The satisfying intellectual trip is concluded by the time the party reaches the home of a friend from Pirsig’s past, and the last exploration of this bit of the mind-map concludes in comfort.

As this intellectual journey ends and the Couple leave, Pirsig breaks out onto the “High Plateau of thought” as he hikes up into the mountains with his son, Chris. He tries to find a link between the Romantic and the Classical. As they climb, he tries to define “quality” as , to borrow a phrase from cosmology, “the unifying theory of everything.” During this process he offers the reader a summary of Hume and Kant’s “Critique of pure reason”. The difference between the subjective and the objective measures of “Quality” (is “quality” inherent in an object or thought, or is it a function of the observer?) leads to an impasse. It is this inability to define “Quality” that causes failure in this intellectual summit attempt. This is reflected in by Pirsig’s paranoid reluctance to get to the top of the hill he and Chris are climbing.

As this intellectual and physical journey continues, we find out more about Phaedrus and his descent into madness. Scraps left behind give clues to the man Pirsig was before his Electro Convulsive Therapy.
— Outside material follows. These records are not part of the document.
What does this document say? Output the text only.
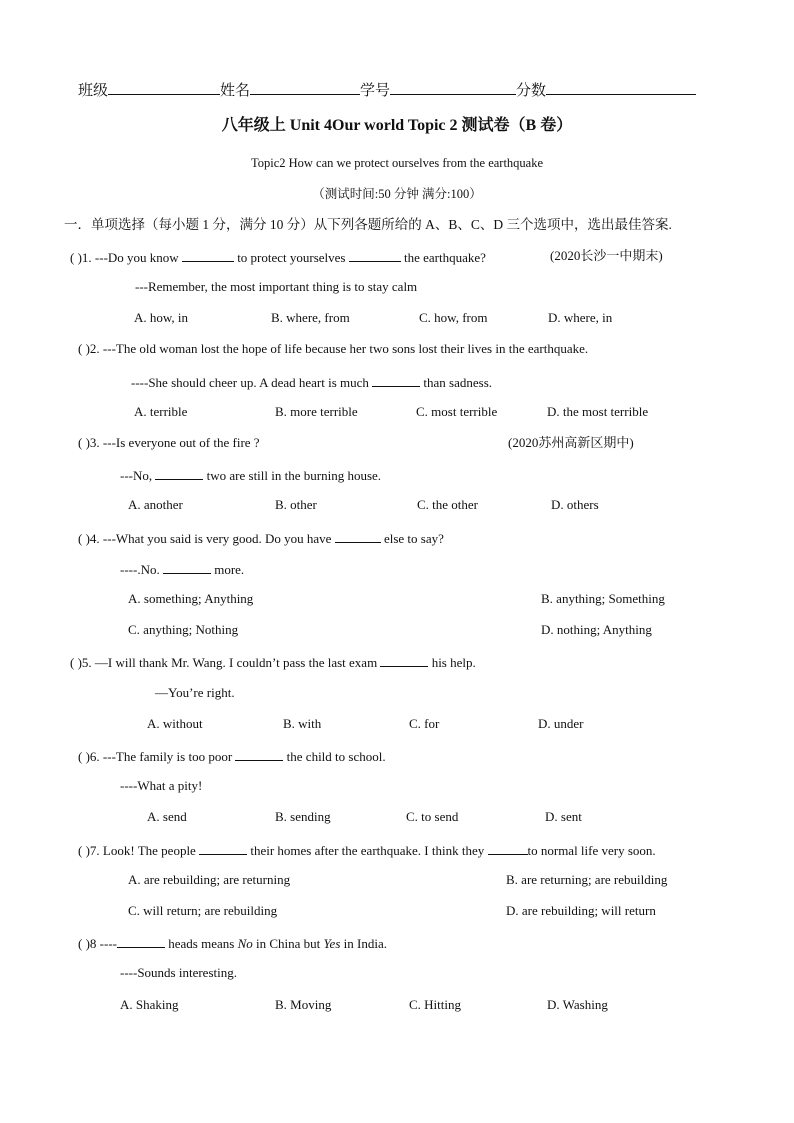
班级	姓名	学号	分数
八年级上 Unit 4Our world Topic 2 测试卷（B 卷）
Topic2 How can we protect ourselves from the earthquake
（测试时间:50 分钟 满分:100）
一．单项选择（每小题 1 分，满分 10 分）从下列各题所给的 A、B、C、D 三个选项中，选出最佳答案.
( )1. ---Do you know	to protect yourselves	the earthquake?	(2020长沙一中期末)
---Remember, the most important thing is to stay calm
A. how, in	B. where, from	C. how, from	D. where, in
( )2. ---The old woman lost the hope of life because her two sons lost their lives in the earthquake.
----She should cheer up. A dead heart is much	than sadness.
A. terrible	B. more terrible	C. most terrible	D. the most terrible
( )3. ---Is everyone out of the fire ?	(2020苏州高新区期中)
---No,	two are still in the burning house.
A. another	B. other	C. the other	D. others
( )4. ---What you said is very good. Do you have	else to say?
----.No.	more.
A. something; Anything	B. anything; Something
C. anything; Nothing	D. nothing; Anything
( )5. —I will thank Mr. Wang. I couldn’t pass the last exam	his help.
—You’re right.
A. without	B. with	C. for	D. under
( )6. ---The family is too poor	the child to school.
----What a pity!
A. send	B. sending	C. to send	D. sent
( )7. Look! The people	their homes after the earthquake. I think they	to normal life very soon.
A. are rebuilding; are returning	B. are returning; are rebuilding
C. will return; are rebuilding	D. are rebuilding; will return
( )8 ----	heads means No in China but Yes in India.
----Sounds interesting.
A. Shaking	B. Moving	C. Hitting	D. Washing
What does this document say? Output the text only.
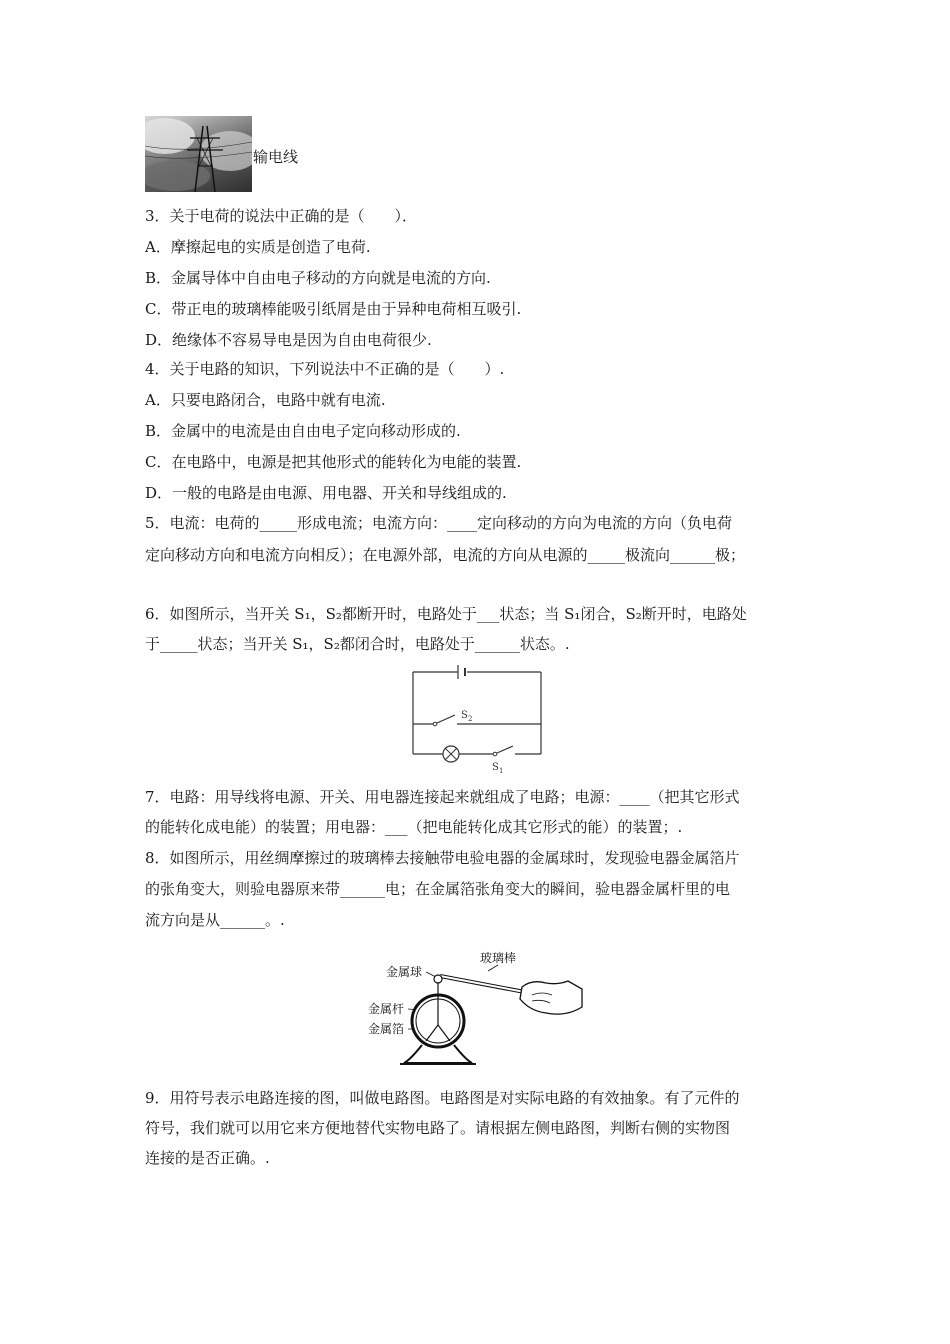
输电线
3．关于电荷的说法中正确的是（　　）．
A．摩擦起电的实质是创造了电荷.
B．金属导体中自由电子移动的方向就是电流的方向.
C．带正电的玻璃棒能吸引纸屑是由于异种电荷相互吸引.
D．绝缘体不容易导电是因为自由电荷很少.
4．关于电路的知识，下列说法中不正确的是（　　）.
A．只要电路闭合，电路中就有电流.
B．金属中的电流是由自由电子定向移动形成的.
C．在电路中，电源是把其他形式的能转化为电能的装置.
D．一般的电路是由电源、用电器、开关和导线组成的.
5．电流：电荷的_____形成电流；电流方向：____定向移动的方向为电流的方向（负电荷
定向移动方向和电流方向相反）；在电源外部，电流的方向从电源的_____极流向______极；
6．如图所示，当开关 S₁，S₂都断开时，电路处于___状态；当 S₁闭合，S₂断开时，电路处
于_____状态；当开关 S₁，S₂都闭合时，电路处于______状态。.
S 2
S 1
7．电路：用导线将电源、开关、用电器连接起来就组成了电路；电源：____（把其它形式
的能转化成电能）的装置；用电器：___（把电能转化成其它形式的能）的装置；.
8．如图所示，用丝绸摩擦过的玻璃棒去接触带电验电器的金属球时，发现验电器金属箔片
的张角变大，则验电器原来带______电；在金属箔张角变大的瞬间，验电器金属杆里的电
流方向是从______。.
玻璃棒
金属球
金属杆
金属箔
9．用符号表示电路连接的图，叫做电路图。电路图是对实际电路的有效抽象。有了元件的
符号，我们就可以用它来方便地替代实物电路了。请根据左侧电路图，判断右侧的实物图
连接的是否正确。.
As with many philosophical works, addressing the reader almost as one chosen to recieve wisdom flatters the reader into thinking wonderful things of the author. Nietzsche doe this explicitly with “we free thinkers”, and I find myself agreeing with what is being written in this book, but unable to explain why afterwards. I’m not convinced the “Romantic” and “Classical” need reconciling, and I feel that Phaedrus felt the same before his descent into madness. Indeed the attempt to define “Quality” as the link drove him mad. I find much of this part of the book a pointless excersise in Philosophical semantics, which is never likely to acheive a satisfactory conclusion.

Nevertheless, I find myself caring about Pirsig and his son, while I enjoy the prose and the many Ideas this book throws at you. As for what happens to the father and son? You’ll have to read the book. This is certainly one I’d recommend to a friend.